Vincenzo Montella pendurou as chuteiras no dia 2 de julho de 2009 com um saldo de 237 gols marcados pelos times que defendeu e 20 partidas com a camisa da Itália. Assim como Stramaccioni, o ex-atacante também começou treinando as equipes juvenis da Roma, depois assumiu interinamente o time principal, passou pelo Catania e hoje está na Fiorentina para "fazer com que ela volte a ser grande". Ele se diverte pela rivalidade com Stramaccioni pelo título de treinador mais jovem da Itália. "O Andrea é um amigo, trabalhamos lado a lado e escalamos uma certa hierarquia", enfatiza Montella, fiel partidário do futebol ofensivo. "Ninguém nos dá nada de presente no mundo do futebol."

A voz da experiência
Atualmente no comando do Parma, Roberto Donadoni, de 49 anos, treinou a seleção italiana de 2006 a 2008 e é o técnico com o maior número de partidas pela Azzurra nos tempos de atleta, com 63 participações — 14 a mais que o colega de Sampdoria Ciro Ferrara, 45, que passou dez temporadas no Napoli e 11 na Juventus como jogador. O técnico da Juve, Antonio Conte, 43, também se transferiu diretamente dos gramados para o banco.
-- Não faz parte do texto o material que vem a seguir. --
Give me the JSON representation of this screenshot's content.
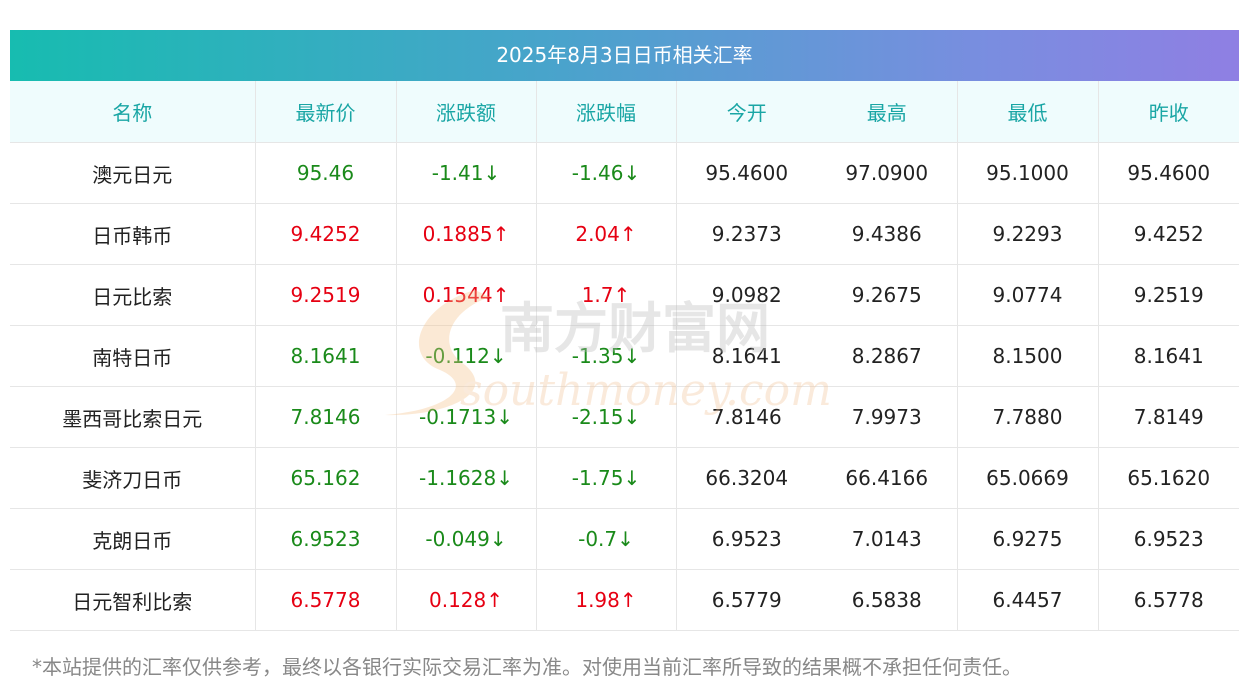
{
  "title": "2025年8月3日日币相关汇率",
  "headers": [
    "名称",
    "最新价",
    "涨跌额",
    "涨跌幅",
    "今开",
    "最高",
    "最低",
    "昨收"
  ],
  "rows": [
    {
      "name": "澳元日元",
      "latest": "95.46",
      "change": "-1.41↓",
      "pct": "-1.46↓",
      "open": "95.4600",
      "high": "97.0900",
      "low": "95.1000",
      "prev": "95.4600",
      "dir": "down"
    },
    {
      "name": "日币韩币",
      "latest": "9.4252",
      "change": "0.1885↑",
      "pct": "2.04↑",
      "open": "9.2373",
      "high": "9.4386",
      "low": "9.2293",
      "prev": "9.4252",
      "dir": "up"
    },
    {
      "name": "日元比索",
      "latest": "9.2519",
      "change": "0.1544↑",
      "pct": "1.7↑",
      "open": "9.0982",
      "high": "9.2675",
      "low": "9.0774",
      "prev": "9.2519",
      "dir": "up"
    },
    {
      "name": "南特日币",
      "latest": "8.1641",
      "change": "-0.112↓",
      "pct": "-1.35↓",
      "open": "8.1641",
      "high": "8.2867",
      "low": "8.1500",
      "prev": "8.1641",
      "dir": "down"
    },
    {
      "name": "墨西哥比索日元",
      "latest": "7.8146",
      "change": "-0.1713↓",
      "pct": "-2.15↓",
      "open": "7.8146",
      "high": "7.9973",
      "low": "7.7880",
      "prev": "7.8149",
      "dir": "down"
    },
    {
      "name": "斐济刀日币",
      "latest": "65.162",
      "change": "-1.1628↓",
      "pct": "-1.75↓",
      "open": "66.3204",
      "high": "66.4166",
      "low": "65.0669",
      "prev": "65.1620",
      "dir": "down"
    },
    {
      "name": "克朗日币",
      "latest": "6.9523",
      "change": "-0.049↓",
      "pct": "-0.7↓",
      "open": "6.9523",
      "high": "7.0143",
      "low": "6.9275",
      "prev": "6.9523",
      "dir": "down"
    },
    {
      "name": "日元智利比索",
      "latest": "6.5778",
      "change": "0.128↑",
      "pct": "1.98↑",
      "open": "6.5779",
      "high": "6.5838",
      "low": "6.4457",
      "prev": "6.5778",
      "dir": "up"
    }
  ],
  "watermark": {
    "cn": "南方财富网",
    "en": "southmoney.com"
  },
  "footnote": "*本站提供的汇率仅供参考，最终以各银行实际交易汇率为准。对使用当前汇率所导致的结果概不承担任何责任。",
  "colors": {
    "up": "#e60012",
    "down": "#1a8a1a",
    "header_text": "#1aa6a5",
    "header_bg": "#effcfd"
  }
}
Mas nem todos eles foram futebolistas conhecidos. Massimiliano Allegri, 45, fez carreira em times das divisões inferiores antes de receber o comando do Milan das mãos do presidente Silvio Berlusconi em 2010. Também há ex-jogadores com um larga trajetória dentro das quatro linhas, como por exemplo Giovanni Stroppa, 44, que hoje dirige o Pescara após 456 partidas em 22 anos de futebol, ou ainda Eugenio Corini, 42, técnico do Chievo que também jogou profissionalmente durante 22 temporadas. Esses veteranos do esporte bretão provavelmente não têm dificuldades para se fazerem ouvir no vestiário, e o plantel certamente não pode acusá-los de não entenderem do assunto.

Em matéria de treinadores, as opções da Itália parecem inesgotáveis. Afinal, a próxima geração também já está começando a galgar espaço, encabeçada por um certo Filippo Inzaghi. Atualmente, o ex-centroavante de 39 anos está tentando transmitir a malícia de goleador aos jovens da base do Milan.